Each month you receive benefits before your FRA shrinks your checks by 5/12 of 1% per month to 5/9 of 1% per month. If you enroll immediately at 62, you will only receive 70% of the full benefit you earned based on your work history if your FRA is 67, or 75% if your FRA is 66.
You can also turn this around and say that every month you delay increases your checks. This continues as you wait to also be submitted to your FRA. Every month you delay beyond your FRA, your checks will increase by 2/3 of 1% per month until you reach 70. Then you will receive 124% of your full benefit per month if your FRA is 67, or 132% if your FR is 66.

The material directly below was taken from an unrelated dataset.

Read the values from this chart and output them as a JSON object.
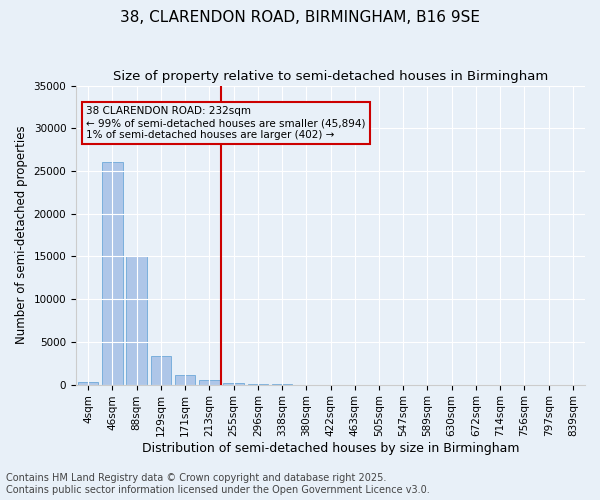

That doesn’t mean that early claiming is always wrong. Delaying benefits can result in greater lifetime benefit, but you’ll get fewer years of checks. Therefore, you would have to complain for many years to catch up where you would have complained earlier.
For example, if you qualify for the average monthly benefit of $1,671 at your FRA of 67, you would receive approximately $1,170 per month if you claim at 62 and $2,072 per month if you wait until 70. If you lived to 75, you’d better start early. You would receive $182,520 from the program if you enroll at 62, compared to just $124,320 if you claim at 70.
The numbers look different if you live to the age of 85. Then you better postpone the benefits. If you wait until 70, you’ll get a lifetime benefit of $372,960, compared to just $322,920 if you claim at 62.
You must consider your life expectancy when deciding when to register for Social Security. You also need to consider whether you can afford to defer benefits. If you want to wait to apply but can’t pay your bills without Social Security, you may consider staying in the workforce until you’re ready to apply.
When you retire is your choice, but it’s not a decision you should rush. Think about your financial situation and whether you are ready to change your lifestyle. And don’t hesitate to delay retirement if you decide you’re not ready.